Firenze, più di 400 lavoratori dello stabilimento Gkn licenziati via mail. Gli operai: «Come manterremo le nostre famiglie?»
Licenziati dall’oggi al domani con una mail, senza possibilità di replica. E quello che è successo ieri 9 luglio a 422 operai dello stabilimento Gkn di Campi Bisenzio, in provincia di Firenze. La multinazionale britannica è famosa per realizzare componenti destinate alle industrie del settore automobilistico e quello aerospaziale. In queste ore tutti i lavoratori si sono riuniti fuori dalla fabbrica: non possono accedere allo stabilimento che per il momento è presidiato da un gruppo di guardie giurate, come spiega un operaio al Corriere della Sera. «Ci siamo trovati come degli estranei dentro il nostro posto di lavoro», ha detto. Si sono presentati in pantaloni corti e maglietta, ieri era per tutti un giorno di ferie concesso dall’azienda, e adesso si intuisce il perché. L’assemblea permanente durerà fino a notte fonda, con sedie a sdraio per i lavoratori e la cena preparata dai volontari del circolo Arci Rinascita di Sesto Fiorentino. Le riunioni si tengono ogni due ore dentro il gigantesco capannone di 30 mila metri quadrati, tra una linea di montaggio e l’altra, tra giunti omocinetici e robot manipolatori.
La testimonianza
Marco Sassi ha 51 anni e da 27 lavora in Gkn come tornitore. Ha scoperto del licenziamento mentre ieri era al mare con la famiglia. «Ero sul lungomare di Cecina con mia moglie, stavo andando in spiaggia, all’improvviso sulla chat dei lavoratori ho letto che avrei perso il posto di lavoro nel giro di 48 ore», ha raccontato. Il primo pensiero è stato che potesse essere uno scherzo, «poi ho capito che era tutto vero.

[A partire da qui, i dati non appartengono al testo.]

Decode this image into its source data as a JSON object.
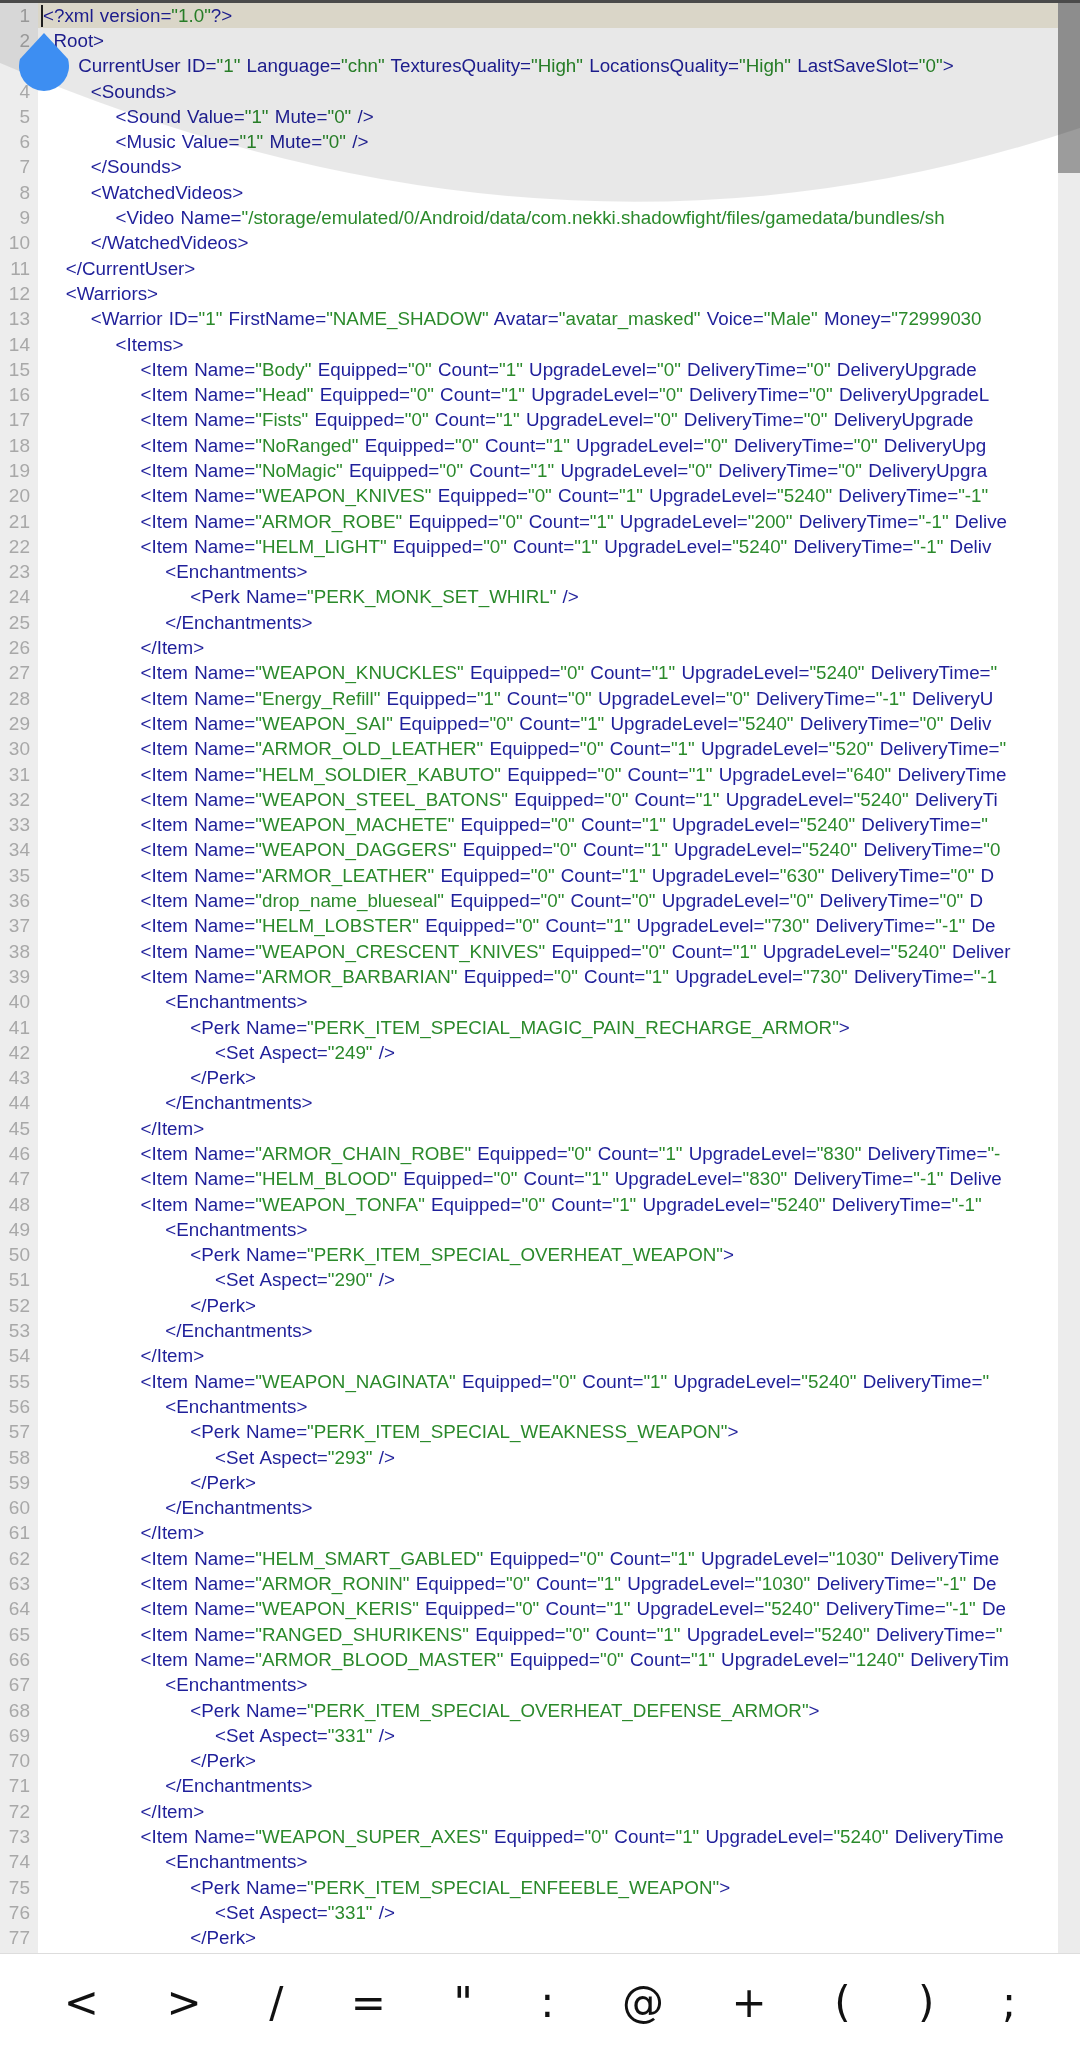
{
  "editor": {
    "lines": [
      {
        "number": "1",
        "text": "<?xml version=\"1.0\"?>",
        "current": true
      },
      {
        "number": "2",
        "text": "  Root>",
        "current": false
      },
      {
        "text": "      CurrentUser ID=\"1\" Language=\"chn\" TexturesQuality=\"High\" LocationsQuality=\"High\" LastSaveSlot=\"0\">",
        "current": false
      },
      {
        "number": "4",
        "text": "        <Sounds>",
        "current": false
      },
      {
        "number": "5",
        "text": "            <Sound Value=\"1\" Mute=\"0\" />",
        "current": false
      },
      {
        "number": "6",
        "text": "            <Music Value=\"1\" Mute=\"0\" />",
        "current": false
      },
      {
        "number": "7",
        "text": "        </Sounds>",
        "current": false
      },
      {
        "number": "8",
        "text": "        <WatchedVideos>",
        "current": false
      },
      {
        "number": "9",
        "text": "            <Video Name=\"/storage/emulated/0/Android/data/com.nekki.shadowfight/files/gamedata/bundles/sh",
        "current": false
      },
      {
        "number": "10",
        "text": "        </WatchedVideos>",
        "current": false
      },
      {
        "number": "11",
        "text": "    </CurrentUser>",
        "current": false
      },
      {
        "number": "12",
        "text": "    <Warriors>",
        "current": false
      },
      {
        "number": "13",
        "text": "        <Warrior ID=\"1\" FirstName=\"NAME_SHADOW\" Avatar=\"avatar_masked\" Voice=\"Male\" Money=\"72999030",
        "current": false
      },
      {
        "number": "14",
        "text": "            <Items>",
        "current": false
      },
      {
        "number": "15",
        "text": "                <Item Name=\"Body\" Equipped=\"0\" Count=\"1\" UpgradeLevel=\"0\" DeliveryTime=\"0\" DeliveryUpgrade",
        "current": false
      },
      {
        "number": "16",
        "text": "                <Item Name=\"Head\" Equipped=\"0\" Count=\"1\" UpgradeLevel=\"0\" DeliveryTime=\"0\" DeliveryUpgradeL",
        "current": false
      },
      {
        "number": "17",
        "text": "                <Item Name=\"Fists\" Equipped=\"0\" Count=\"1\" UpgradeLevel=\"0\" DeliveryTime=\"0\" DeliveryUpgrade",
        "current": false
      },
      {
        "number": "18",
        "text": "                <Item Name=\"NoRanged\" Equipped=\"0\" Count=\"1\" UpgradeLevel=\"0\" DeliveryTime=\"0\" DeliveryUpg",
        "current": false
      },
      {
        "number": "19",
        "text": "                <Item Name=\"NoMagic\" Equipped=\"0\" Count=\"1\" UpgradeLevel=\"0\" DeliveryTime=\"0\" DeliveryUpgra",
        "current": false
      },
      {
        "number": "20",
        "text": "                <Item Name=\"WEAPON_KNIVES\" Equipped=\"0\" Count=\"1\" UpgradeLevel=\"5240\" DeliveryTime=\"-1\"",
        "current": false
      },
      {
        "number": "21",
        "text": "                <Item Name=\"ARMOR_ROBE\" Equipped=\"0\" Count=\"1\" UpgradeLevel=\"200\" DeliveryTime=\"-1\" Delive",
        "current": false
      },
      {
        "number": "22",
        "text": "                <Item Name=\"HELM_LIGHT\" Equipped=\"0\" Count=\"1\" UpgradeLevel=\"5240\" DeliveryTime=\"-1\" Deliv",
        "current": false
      },
      {
        "number": "23",
        "text": "                    <Enchantments>",
        "current": false
      },
      {
        "number": "24",
        "text": "                        <Perk Name=\"PERK_MONK_SET_WHIRL\" />",
        "current": false
      },
      {
        "number": "25",
        "text": "                    </Enchantments>",
        "current": false
      },
      {
        "number": "26",
        "text": "                </Item>",
        "current": false
      },
      {
        "number": "27",
        "text": "                <Item Name=\"WEAPON_KNUCKLES\" Equipped=\"0\" Count=\"1\" UpgradeLevel=\"5240\" DeliveryTime=\"",
        "current": false
      },
      {
        "number": "28",
        "text": "                <Item Name=\"Energy_Refill\" Equipped=\"1\" Count=\"0\" UpgradeLevel=\"0\" DeliveryTime=\"-1\" DeliveryU",
        "current": false
      },
      {
        "number": "29",
        "text": "                <Item Name=\"WEAPON_SAI\" Equipped=\"0\" Count=\"1\" UpgradeLevel=\"5240\" DeliveryTime=\"0\" Deliv",
        "current": false
      },
      {
        "number": "30",
        "text": "                <Item Name=\"ARMOR_OLD_LEATHER\" Equipped=\"0\" Count=\"1\" UpgradeLevel=\"520\" DeliveryTime=\"",
        "current": false
      },
      {
        "number": "31",
        "text": "                <Item Name=\"HELM_SOLDIER_KABUTO\" Equipped=\"0\" Count=\"1\" UpgradeLevel=\"640\" DeliveryTime",
        "current": false
      },
      {
        "number": "32",
        "text": "                <Item Name=\"WEAPON_STEEL_BATONS\" Equipped=\"0\" Count=\"1\" UpgradeLevel=\"5240\" DeliveryTi",
        "current": false
      },
      {
        "number": "33",
        "text": "                <Item Name=\"WEAPON_MACHETE\" Equipped=\"0\" Count=\"1\" UpgradeLevel=\"5240\" DeliveryTime=\"",
        "current": false
      },
      {
        "number": "34",
        "text": "                <Item Name=\"WEAPON_DAGGERS\" Equipped=\"0\" Count=\"1\" UpgradeLevel=\"5240\" DeliveryTime=\"0",
        "current": false
      },
      {
        "number": "35",
        "text": "                <Item Name=\"ARMOR_LEATHER\" Equipped=\"0\" Count=\"1\" UpgradeLevel=\"630\" DeliveryTime=\"0\" D",
        "current": false
      },
      {
        "number": "36",
        "text": "                <Item Name=\"drop_name_blueseal\" Equipped=\"0\" Count=\"0\" UpgradeLevel=\"0\" DeliveryTime=\"0\" D",
        "current": false
      },
      {
        "number": "37",
        "text": "                <Item Name=\"HELM_LOBSTER\" Equipped=\"0\" Count=\"1\" UpgradeLevel=\"730\" DeliveryTime=\"-1\" De",
        "current": false
      },
      {
        "number": "38",
        "text": "                <Item Name=\"WEAPON_CRESCENT_KNIVES\" Equipped=\"0\" Count=\"1\" UpgradeLevel=\"5240\" Deliver",
        "current": false
      },
      {
        "number": "39",
        "text": "                <Item Name=\"ARMOR_BARBARIAN\" Equipped=\"0\" Count=\"1\" UpgradeLevel=\"730\" DeliveryTime=\"-1",
        "current": false
      },
      {
        "number": "40",
        "text": "                    <Enchantments>",
        "current": false
      },
      {
        "number": "41",
        "text": "                        <Perk Name=\"PERK_ITEM_SPECIAL_MAGIC_PAIN_RECHARGE_ARMOR\">",
        "current": false
      },
      {
        "number": "42",
        "text": "                            <Set Aspect=\"249\" />",
        "current": false
      },
      {
        "number": "43",
        "text": "                        </Perk>",
        "current": false
      },
      {
        "number": "44",
        "text": "                    </Enchantments>",
        "current": false
      },
      {
        "number": "45",
        "text": "                </Item>",
        "current": false
      },
      {
        "number": "46",
        "text": "                <Item Name=\"ARMOR_CHAIN_ROBE\" Equipped=\"0\" Count=\"1\" UpgradeLevel=\"830\" DeliveryTime=\"-",
        "current": false
      },
      {
        "number": "47",
        "text": "                <Item Name=\"HELM_BLOOD\" Equipped=\"0\" Count=\"1\" UpgradeLevel=\"830\" DeliveryTime=\"-1\" Delive",
        "current": false
      },
      {
        "number": "48",
        "text": "                <Item Name=\"WEAPON_TONFA\" Equipped=\"0\" Count=\"1\" UpgradeLevel=\"5240\" DeliveryTime=\"-1\"",
        "current": false
      },
      {
        "number": "49",
        "text": "                    <Enchantments>",
        "current": false
      },
      {
        "number": "50",
        "text": "                        <Perk Name=\"PERK_ITEM_SPECIAL_OVERHEAT_WEAPON\">",
        "current": false
      },
      {
        "number": "51",
        "text": "                            <Set Aspect=\"290\" />",
        "current": false
      },
      {
        "number": "52",
        "text": "                        </Perk>",
        "current": false
      },
      {
        "number": "53",
        "text": "                    </Enchantments>",
        "current": false
      },
      {
        "number": "54",
        "text": "                </Item>",
        "current": false
      },
      {
        "number": "55",
        "text": "                <Item Name=\"WEAPON_NAGINATA\" Equipped=\"0\" Count=\"1\" UpgradeLevel=\"5240\" DeliveryTime=\"",
        "current": false
      },
      {
        "number": "56",
        "text": "                    <Enchantments>",
        "current": false
      },
      {
        "number": "57",
        "text": "                        <Perk Name=\"PERK_ITEM_SPECIAL_WEAKNESS_WEAPON\">",
        "current": false
      },
      {
        "number": "58",
        "text": "                            <Set Aspect=\"293\" />",
        "current": false
      },
      {
        "number": "59",
        "text": "                        </Perk>",
        "current": false
      },
      {
        "number": "60",
        "text": "                    </Enchantments>",
        "current": false
      },
      {
        "number": "61",
        "text": "                </Item>",
        "current": false
      },
      {
        "number": "62",
        "text": "                <Item Name=\"HELM_SMART_GABLED\" Equipped=\"0\" Count=\"1\" UpgradeLevel=\"1030\" DeliveryTime",
        "current": false
      },
      {
        "number": "63",
        "text": "                <Item Name=\"ARMOR_RONIN\" Equipped=\"0\" Count=\"1\" UpgradeLevel=\"1030\" DeliveryTime=\"-1\" De",
        "current": false
      },
      {
        "number": "64",
        "text": "                <Item Name=\"WEAPON_KERIS\" Equipped=\"0\" Count=\"1\" UpgradeLevel=\"5240\" DeliveryTime=\"-1\" De",
        "current": false
      },
      {
        "number": "65",
        "text": "                <Item Name=\"RANGED_SHURIKENS\" Equipped=\"0\" Count=\"1\" UpgradeLevel=\"5240\" DeliveryTime=\"",
        "current": false
      },
      {
        "number": "66",
        "text": "                <Item Name=\"ARMOR_BLOOD_MASTER\" Equipped=\"0\" Count=\"1\" UpgradeLevel=\"1240\" DeliveryTim",
        "current": false
      },
      {
        "number": "67",
        "text": "                    <Enchantments>",
        "current": false
      },
      {
        "number": "68",
        "text": "                        <Perk Name=\"PERK_ITEM_SPECIAL_OVERHEAT_DEFENSE_ARMOR\">",
        "current": false
      },
      {
        "number": "69",
        "text": "                            <Set Aspect=\"331\" />",
        "current": false
      },
      {
        "number": "70",
        "text": "                        </Perk>",
        "current": false
      },
      {
        "number": "71",
        "text": "                    </Enchantments>",
        "current": false
      },
      {
        "number": "72",
        "text": "                </Item>",
        "current": false
      },
      {
        "number": "73",
        "text": "                <Item Name=\"WEAPON_SUPER_AXES\" Equipped=\"0\" Count=\"1\" UpgradeLevel=\"5240\" DeliveryTime",
        "current": false
      },
      {
        "number": "74",
        "text": "                    <Enchantments>",
        "current": false
      },
      {
        "number": "75",
        "text": "                        <Perk Name=\"PERK_ITEM_SPECIAL_ENFEEBLE_WEAPON\">",
        "current": false
      },
      {
        "number": "76",
        "text": "                            <Set Aspect=\"331\" />",
        "current": false
      },
      {
        "number": "77",
        "text": "                        </Perk>",
        "current": false
      }
    ]
  },
  "symbol_keys": [
    "<",
    ">",
    "/",
    "=",
    "\"",
    ":",
    "@",
    "+",
    "(",
    ")",
    ";"
  ]
}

Allora ho lasciato mia moglie al mare e sono partito, mi sono precipitato in fabbrica». Nel viaggio verso Firenze, il pensiero alle due figlie all’Università. «Mi sono chiesto come farò a mantenere adesso la mia famiglia».
I sindacati: «Non ci arrenderemo»
Sono Dario Salvetti e Matteo Moretti, lavoratori e sindacalisti, a prendere per primi la parola durante le prime ore di assemblea. «Non lasceremo la nostra azienda – dicono, aiutandosi con un megafono – Se il signor Gkn vuole parlarci, deve venire a farlo di persona». Viene annunciato che la fabbrica resterà occupata: «Dovremo vigilare sul nostro stabilimento, da qui non dovrà uscire neppure una vite senza il nostro consenso». L’occupazione non può dirsi tale senza i giusti mezzi di sostentamento: servono bottiglie d’acqua, sacchi a pelo per la notte, generatori di corrente.
Nell’azienda non funziona più la rete wi-fi e gli impiegati amministrativi non riescono più ad accedere alla mail: «Ci hanno bloccato gli account – racconta Paolo, impiegato – Siamo diventati fantasmi nei nostri uffici. Nelle ultime ore mi hanno chiamato clienti come Maserati e Ferrari per capire cosa sta succedendo, neppure loro sapevano niente. Fino a ieri sera ero al telefono per discutere di investimenti da un milione di euro, adesso ci dicono che la fabbrica chiuderà per sempre».
Il precedente
Non è la prima volta che degli operai vengono licenziati utilizzando questo tipo di comunicazione unilaterale, e che lascia poco spazio a un confronto con l’azienda. L’episodio più recente risale a pochi giorni fa, il 6 luglio. 152 operai della Gianetti Ruote sono stati licenziati con un messaggio su Whatsapp. La Gianetti Fad Wheel, azienda di lavorazione metalli di Ceriano Laghetto (Monza), ha annunciato la chiusura dello stabilimento.